In May, a CATL-affiliated fund committed up to $942 million to acquire 38.1% of VNET Group, a major data center operator. In June, TechNode reported that CATL committed approximately $740 million to DeepSeek’s $7.4 billion first external funding round, making the battery giant one of the two largest outside investors in China’s most consequential AI laboratory.
These three transactions, totaling roughly $1.5 billion across two months, form a vertical chain: battery storage upstream, power conversion in the midstream, data center operations downstream and AI model development at the end.
CATL told Reuters in June 2026 that it expects energy storage to account for half of its global sales by 2030, up from roughly a quarter today. The company is already using AI to auto-bid for low-cost electricity from China’s grid, a capability that has reduced its own manufacturing energy costs by approximately 30%.

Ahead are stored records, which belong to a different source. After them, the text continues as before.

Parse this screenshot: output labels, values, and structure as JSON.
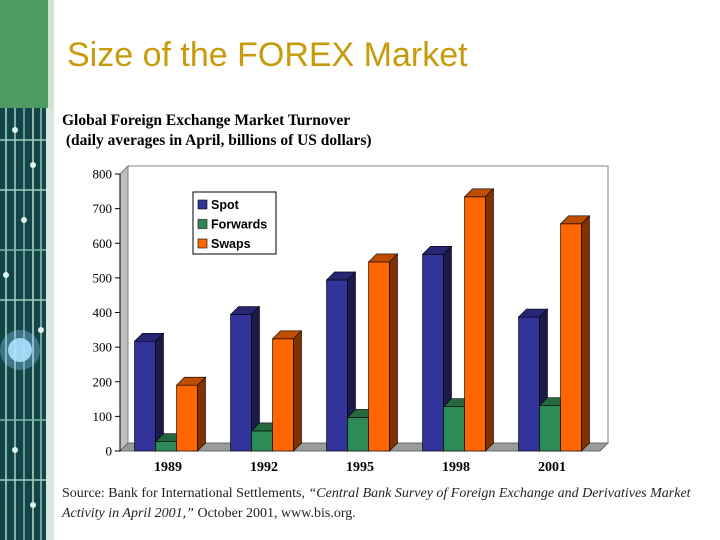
{
  "slide": {
    "title": "Size of the FOREX Market"
  },
  "chart_heading": {
    "line1": "Global Foreign Exchange Market Turnover",
    "line2": " (daily averages in April, billions of US dollars)"
  },
  "source": {
    "prefix": "Source: Bank for International Settlements, ",
    "title": "“Central Bank Survey of Foreign Exchange and Derivatives Market Activity in April 2001,”",
    "suffix": " October 2001, www.bis.org."
  },
  "colors": {
    "title": "#c89b0a",
    "spot": "#33339c",
    "forwards": "#2e8b57",
    "swaps": "#ff6600"
  },
  "chart_data": {
    "type": "bar",
    "categories": [
      "1989",
      "1992",
      "1995",
      "1998",
      "2001"
    ],
    "series": [
      {
        "name": "Spot",
        "values": [
          317,
          394,
          494,
          568,
          387
        ]
      },
      {
        "name": "Forwards",
        "values": [
          27,
          58,
          97,
          128,
          131
        ]
      },
      {
        "name": "Swaps",
        "values": [
          190,
          324,
          546,
          734,
          656
        ]
      }
    ],
    "ylim": [
      0,
      800
    ],
    "yticks": [
      0,
      100,
      200,
      300,
      400,
      500,
      600,
      700,
      800
    ],
    "grid": false,
    "legend": "top-left",
    "style": "3d-column"
  }
}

Taken together, these moves describe a company that spent 15 years mastering energy storage for transport and is now systematically applying the same supply chain discipline and capital patience to AI energy storage.
The broader implication
There is a temptation, particularly in Western policy circles, to interpret every Chinese industrial advance primarily through the lens of competition and strategic risk. That temptation, understandable as it is, tends to obscure the structural significance of what is actually being built.
What China is constructing, through its EV fleet, its V2G infrastructure, its sodium-ion battery development and now its AI data center investments, is a layered, multi-purpose energy and compute system in which the same physical assets serve transport, grid stability and digital intelligence simultaneously.
CATL’s Zeng captured the spirit of this at Summer Davos with characteristic brevity: “Less geopolitical calculation, more cooperation will bring a better future for all.”
That is a call for a particular kind of global engagement, one grounded in the recognition that the infrastructure being built in China will, one way or another, shape the digital economy that the entire world eventually inhabits.